Anya: The step back and the look down; I felt so bitchy I loved it.
SP: So you’ve finished this film a while ago, and you’ve been showing it for almost a year now. Is there something about that that you think, “I can’t believe I didn’t do that” or you would change?
Cory: When I watch it — and I seem to make the mental decision early on — I either take issue with everything and wish I’d cut at different places in every conceivable cut, and wish I’d chosen different moments. Or I just let it flow over me, and it feels like the work of someone else, and it feels distant enough that I can just kind of enjoy it and not in a distanced way, and I certainly prefer the latter. And the further I get away from the making of it, the more I’m able to just embrace the flow of it.
SP: You don’t see yourself becoming one of those filmmakers who never watches your own work?
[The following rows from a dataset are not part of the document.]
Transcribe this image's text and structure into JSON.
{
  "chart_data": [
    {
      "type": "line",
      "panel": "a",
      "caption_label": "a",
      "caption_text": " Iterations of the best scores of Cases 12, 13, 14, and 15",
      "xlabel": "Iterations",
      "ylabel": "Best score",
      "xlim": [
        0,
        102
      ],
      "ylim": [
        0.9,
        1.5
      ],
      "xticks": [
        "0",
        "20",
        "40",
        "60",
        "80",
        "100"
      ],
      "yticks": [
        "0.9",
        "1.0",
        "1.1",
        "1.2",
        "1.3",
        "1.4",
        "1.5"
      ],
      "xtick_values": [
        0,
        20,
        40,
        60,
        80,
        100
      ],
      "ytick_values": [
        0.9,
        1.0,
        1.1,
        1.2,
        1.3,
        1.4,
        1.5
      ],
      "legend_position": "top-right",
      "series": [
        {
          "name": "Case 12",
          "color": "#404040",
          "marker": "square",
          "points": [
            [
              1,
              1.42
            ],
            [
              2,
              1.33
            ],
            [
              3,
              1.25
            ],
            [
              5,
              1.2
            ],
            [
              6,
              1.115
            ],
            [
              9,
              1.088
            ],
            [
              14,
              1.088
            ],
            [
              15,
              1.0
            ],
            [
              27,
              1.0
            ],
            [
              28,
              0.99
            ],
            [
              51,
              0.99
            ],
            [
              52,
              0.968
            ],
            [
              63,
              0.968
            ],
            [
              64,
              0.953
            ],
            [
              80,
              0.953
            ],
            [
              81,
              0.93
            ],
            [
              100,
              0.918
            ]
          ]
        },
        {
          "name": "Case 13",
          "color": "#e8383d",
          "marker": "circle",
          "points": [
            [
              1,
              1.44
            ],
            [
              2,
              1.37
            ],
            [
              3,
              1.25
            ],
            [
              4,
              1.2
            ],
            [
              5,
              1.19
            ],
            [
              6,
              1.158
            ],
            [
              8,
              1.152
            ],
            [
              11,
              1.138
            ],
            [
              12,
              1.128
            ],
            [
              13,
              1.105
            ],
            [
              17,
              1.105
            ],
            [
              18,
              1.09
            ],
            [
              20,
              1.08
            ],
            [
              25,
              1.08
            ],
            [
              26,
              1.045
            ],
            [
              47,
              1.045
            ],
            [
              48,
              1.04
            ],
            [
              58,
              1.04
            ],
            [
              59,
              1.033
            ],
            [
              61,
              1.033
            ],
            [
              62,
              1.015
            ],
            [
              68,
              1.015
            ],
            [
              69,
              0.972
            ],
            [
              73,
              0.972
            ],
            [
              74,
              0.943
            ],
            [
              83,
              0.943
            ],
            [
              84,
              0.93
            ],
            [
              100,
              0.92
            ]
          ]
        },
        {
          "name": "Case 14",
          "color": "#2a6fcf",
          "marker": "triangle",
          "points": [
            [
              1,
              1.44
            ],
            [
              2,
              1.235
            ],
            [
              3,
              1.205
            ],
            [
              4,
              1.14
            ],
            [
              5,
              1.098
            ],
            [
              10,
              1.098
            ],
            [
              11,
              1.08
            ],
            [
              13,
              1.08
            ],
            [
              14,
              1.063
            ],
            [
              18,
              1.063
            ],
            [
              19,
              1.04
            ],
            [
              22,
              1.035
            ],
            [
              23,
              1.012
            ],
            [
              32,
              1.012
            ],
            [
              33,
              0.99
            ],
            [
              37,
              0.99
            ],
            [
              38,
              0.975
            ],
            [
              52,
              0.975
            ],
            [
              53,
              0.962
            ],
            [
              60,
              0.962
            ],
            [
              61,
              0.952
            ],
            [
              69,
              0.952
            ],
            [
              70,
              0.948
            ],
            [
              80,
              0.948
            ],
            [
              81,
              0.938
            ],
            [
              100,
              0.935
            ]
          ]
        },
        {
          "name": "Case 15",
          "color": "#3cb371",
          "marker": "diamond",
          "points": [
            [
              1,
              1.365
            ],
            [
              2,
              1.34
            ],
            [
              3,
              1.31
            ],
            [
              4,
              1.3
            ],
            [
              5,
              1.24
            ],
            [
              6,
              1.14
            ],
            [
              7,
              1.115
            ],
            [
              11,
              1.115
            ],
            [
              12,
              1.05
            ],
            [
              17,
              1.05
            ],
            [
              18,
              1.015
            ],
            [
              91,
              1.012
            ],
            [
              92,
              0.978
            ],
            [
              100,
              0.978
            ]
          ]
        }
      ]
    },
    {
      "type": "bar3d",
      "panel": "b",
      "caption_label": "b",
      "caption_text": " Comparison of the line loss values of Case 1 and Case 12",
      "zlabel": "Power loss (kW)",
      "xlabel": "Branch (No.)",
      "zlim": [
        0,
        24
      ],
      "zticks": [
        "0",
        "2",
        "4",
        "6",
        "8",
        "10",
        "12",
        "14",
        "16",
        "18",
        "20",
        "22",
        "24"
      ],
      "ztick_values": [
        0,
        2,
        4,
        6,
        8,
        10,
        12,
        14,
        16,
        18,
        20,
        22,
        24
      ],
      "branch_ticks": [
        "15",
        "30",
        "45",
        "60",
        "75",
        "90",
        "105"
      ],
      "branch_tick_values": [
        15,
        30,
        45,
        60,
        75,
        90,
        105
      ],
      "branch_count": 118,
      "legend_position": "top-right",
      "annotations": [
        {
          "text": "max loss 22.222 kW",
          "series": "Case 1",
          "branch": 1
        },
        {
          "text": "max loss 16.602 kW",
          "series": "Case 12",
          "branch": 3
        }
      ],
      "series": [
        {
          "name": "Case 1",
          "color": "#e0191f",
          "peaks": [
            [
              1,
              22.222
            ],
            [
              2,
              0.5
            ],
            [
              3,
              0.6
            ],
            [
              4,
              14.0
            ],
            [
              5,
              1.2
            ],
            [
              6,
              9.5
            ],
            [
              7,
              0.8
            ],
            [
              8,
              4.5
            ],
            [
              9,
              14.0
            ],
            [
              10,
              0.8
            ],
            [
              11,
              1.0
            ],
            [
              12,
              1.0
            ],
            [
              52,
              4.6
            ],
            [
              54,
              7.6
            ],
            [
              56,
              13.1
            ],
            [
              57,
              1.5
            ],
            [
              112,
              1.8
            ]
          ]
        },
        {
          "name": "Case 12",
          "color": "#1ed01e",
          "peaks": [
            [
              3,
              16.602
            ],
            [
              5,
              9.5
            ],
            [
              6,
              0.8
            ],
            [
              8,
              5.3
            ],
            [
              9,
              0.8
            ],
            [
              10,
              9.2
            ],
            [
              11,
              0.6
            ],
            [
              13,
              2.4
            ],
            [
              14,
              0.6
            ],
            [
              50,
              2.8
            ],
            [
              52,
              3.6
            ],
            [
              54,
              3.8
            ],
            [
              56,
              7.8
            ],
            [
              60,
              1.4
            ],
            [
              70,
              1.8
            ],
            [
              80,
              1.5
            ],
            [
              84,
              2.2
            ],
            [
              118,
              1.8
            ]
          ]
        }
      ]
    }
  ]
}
Cory: I have not watched it much lately. I will watch it when I have a friend who’s seeing it for the first time or something like that. It could be a fun experience, but generally, I like not to keep revisiting it over and over again.
SP: Thematically, a lot of the talk is about how this really is about class, but one thing I noticed about it is that it’s more like class within class, because all the characters are wealthy. Were you looking at the high expectations that come from wealth, because your character, Anya, specifically has these very high expectations, which is why you do some of the things you do. And one thing I was thinking about is this one scene where it almost seems like the stepfather is right and you’re wrong. Is that something that you think was in there intentionally?
Cory: Yeah, I definitely wanted the movie to put you as the audience in an interesting position of understanding the characters as much as possible — kind of investing in them, and hopefully sometimes rooting for them, but also to keep a little bit of critical distance and sort of a satirical distance. And to think critically about some of the forces shaping the characters and to laugh at some of the more ridiculous elements of their lives. I think that’s my favorite position for an audience to be.
SP: (To Anya) So do you think the stepfather was right?
Anya: I think — well, as Lily, obviously no — I think what Cory did that’s really cool, and, actually, I see more of it now, because he’s right; there is something that happens when you have a distance from playing it all the time. When you’re playing a character, I personally believe that you have to completely invest in everything that they’re doing, and you have to love them and that they are correct in your mind. And it’s only with distance from the film that I’m watching it. He’s not — not all of it’s off. And you can you can see it from both sides of the coin. But you can say that for all of the characters. Amanda has no feelings whatsoever, but also technically has more of a code of right and wrong than Lily does, and Anton is very empathetic. You really empathize with him, and he’s very vulnerable, but he’s also done some really messed up stuff. And so it’s interesting to have characters that you feel morally ambiguous about.
SP: I thought Paul Sparks as the stepfather was fantastic. I was wondering where I had seen him before, and I can’t believe it’s the same guy who was the writer on House of Cards?
Cory: Yeah the man’s got range. He’s done a lot of amazing roles. Absolutely.
SP: About the movies that are being watched on television: I wonder if those movies are in the script or were they what you could clear?
Cory: They were not in the script. It was a combination of what we can clear, and what felt thematically right for the moment. The first one is called DOA. It’s an old, fun, crazy film noir. And then the second one is a Shirley Temple movie called The Little Princess.
Thanks again to Cory Finley and Anya Taylor-Joy for talking with us about Thoroughbreds, which opens today, March 9, in Bay Area theaters. This interview has been edited for clarity and length.